After a wonderful vacation (more about that in other posts) I finally turned on my computer and started deleting spam. Among the questionable e-mails was one from someone I didn’t recognize and with a suspicious subject line: Thank You!. If I had a buck for every message caught in my spam catcher with Thank You! as the subject line I’d have a pretty darn thick wallet. For some reason I opened it though – and although I think it might have been written by some one for whom English is not their first language (which gives you pause as you are weighing whether it is spam or not) it was interesting. So I checked to see if the organization mentioned is legit. Apparently it is.
The Social Studies Group is a consumer research group that focuses on social media. Hmmm, consumer research…will their knowledge be used for good or for evil? Will it be used so that companies will produce what we want or so they can sell us what they want us to buy. Still, I’m a sucker for research and they wanted me to take a survey.

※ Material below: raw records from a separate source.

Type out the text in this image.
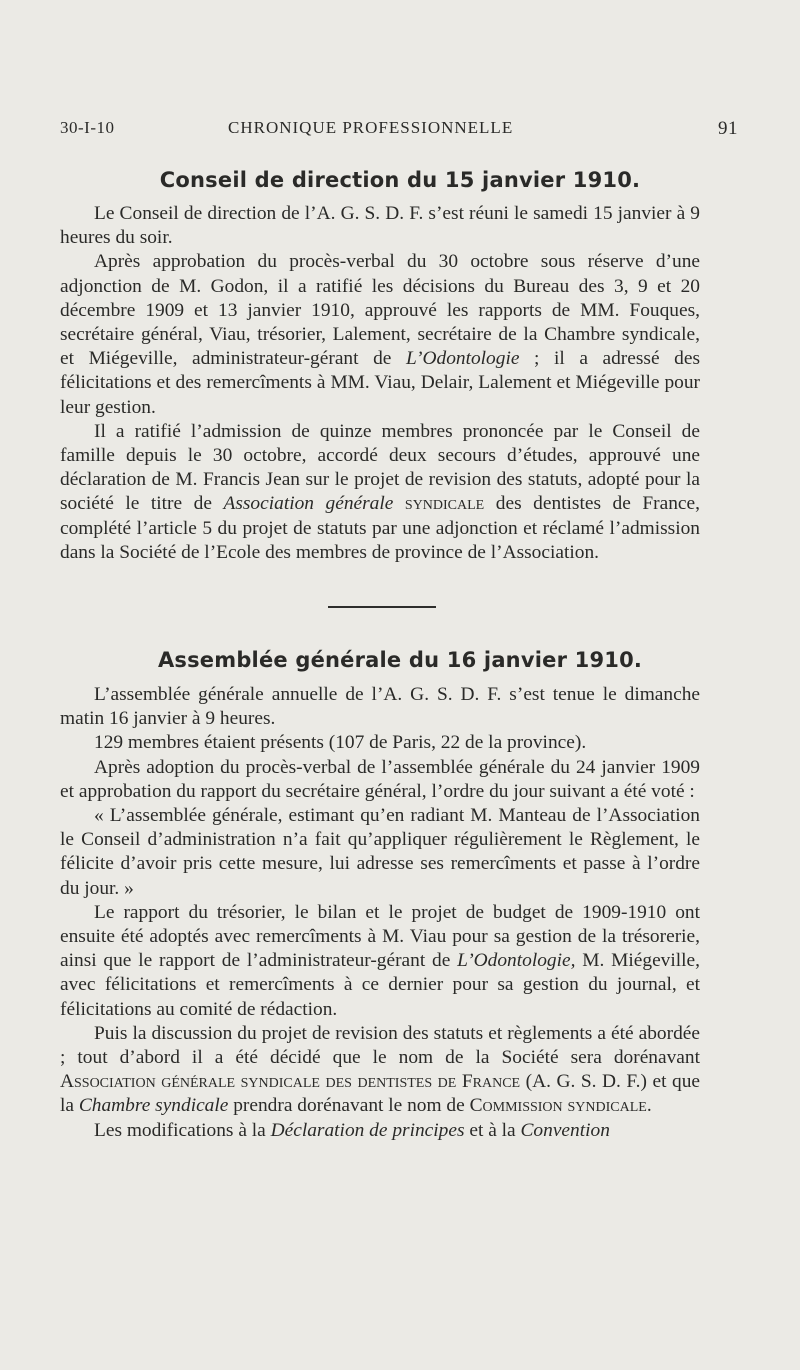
30-I-10	CHRONIQUE PROFESSIONNELLE	91
Conseil de direction du 15 janvier 1910.

Le Conseil de direction de l’A. G. S. D. F. s’est réuni le samedi 15 janvier à 9 heures du soir.

Après approbation du procès-verbal du 30 octobre sous réserve d’une adjonction de M. Godon, il a ratifié les décisions du Bureau des 3, 9 et 20 décembre 1909 et 13 janvier 1910, approuvé les rapports de MM. Fouques, secrétaire général, Viau, trésorier, Lalement, secrétaire de la Chambre syndicale, et Miégeville, administrateur-gérant de L’Odontologie ; il a adressé des félicitations et des remercîments à MM. Viau, Delair, Lalement et Miégeville pour leur gestion.

Il a ratifié l’admission de quinze membres prononcée par le Conseil de famille depuis le 30 octobre, accordé deux secours d’études, approuvé une déclaration de M. Francis Jean sur le projet de revision des statuts, adopté pour la société le titre de Association générale syndicale des dentistes de France, complété l’article 5 du projet de statuts par une adjonction et réclamé l’admission dans la Société de l’Ecole des membres de province de l’Association.

Assemblée générale du 16 janvier 1910.

L’assemblée générale annuelle de l’A. G. S. D. F. s’est tenue le dimanche matin 16 janvier à 9 heures.

129 membres étaient présents (107 de Paris, 22 de la province).

Après adoption du procès-verbal de l’assemblée générale du 24 janvier 1909 et approbation du rapport du secrétaire général, l’ordre du jour suivant a été voté :

« L’assemblée générale, estimant qu’en radiant M. Manteau de l’Association le Conseil d’administration n’a fait qu’appliquer régulièrement le Règlement, le félicite d’avoir pris cette mesure, lui adresse ses remercîments et passe à l’ordre du jour. »

Le rapport du trésorier, le bilan et le projet de budget de 1909-1910 ont ensuite été adoptés avec remercîments à M. Viau pour sa gestion de la trésorerie, ainsi que le rapport de l’administrateur-gérant de L’Odontologie, M. Miégeville, avec félicitations et remercîments à ce dernier pour sa gestion du journal, et félicitations au comité de rédaction.

Puis la discussion du projet de revision des statuts et règlements a été abordée ; tout d’abord il a été décidé que le nom de la Société sera dorénavant Association générale syndicale des dentistes de France (A. G. S. D. F.) et que la Chambre syndicale prendra dorénavant le nom de Commission syndicale.

Les modifications à la Déclaration de principes et à la Convention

Actually it was neater than that. They were doing research on green mom bloggers and apparently this here blog is one of the 300 they had been perusing. It was kind of fun to realize that I was the subject of a research project. I mean, I do research. I collected survey data this winter from about 1300 beekeepers, now the tables were turned.
I took the survey. I’m not sure I was very helpful. The survey said the most important question was what were the URL’s I most often used for blog ideas… I ended up leaving it blank because I hardly ever get blog ideas from other sources (well I guess today is an exception). Occasionally I encounter something in the big wide virtual world that I look into, but mostly you just hear about my bees and my garden and my attempts to buy green, be green, and encourage greenness around me. So, anyway, I left it blank. Some researcher somewhere is rolling her eyes at my reply.
The Social Studies Group has already created one white paper on Green Moms. This based on reading our blogs. It’s 16 pages of easy reading – but perhaps not everyone is as motivated as I was. Here’s my summary:
They categorize the Green Mom Bloggers into three main groups: Super Greens, Eco-Moderates, and Mainstream Greens. I think I am probably an Eco-Moderate:
They represent a broad group of mothers that is very concerned about the environment, but also with balancing the realities of juggling career, family, home and their desire to live an eco-aware, sustainable life – with limited time, and in many cases, limited resources. They are oftentimes concerned with their family’s consumption, and recognize excess consumption as being central to the conversation on global sustainability.
Super Greens are watchdogs and more radical in their views of the three groups. The Mainstream Greens are “most likely to philosophically align with the concept of green consumerism” looking for the greener version of things they already buy.
They also give special nods to two other subgroups of green moms. Green and Frugal Moms are noted for their focus on personal economy, buying less, conserving more, is recognized as also being good for the environment. Natural Parent/Simple Lifestyle Mamas are also noted because their choices align well with the green choices made by Super Greens and Eco-Moderates.
All in all, the message to businesses is green moms are a force to be reckoned with – ignore us at your own risk.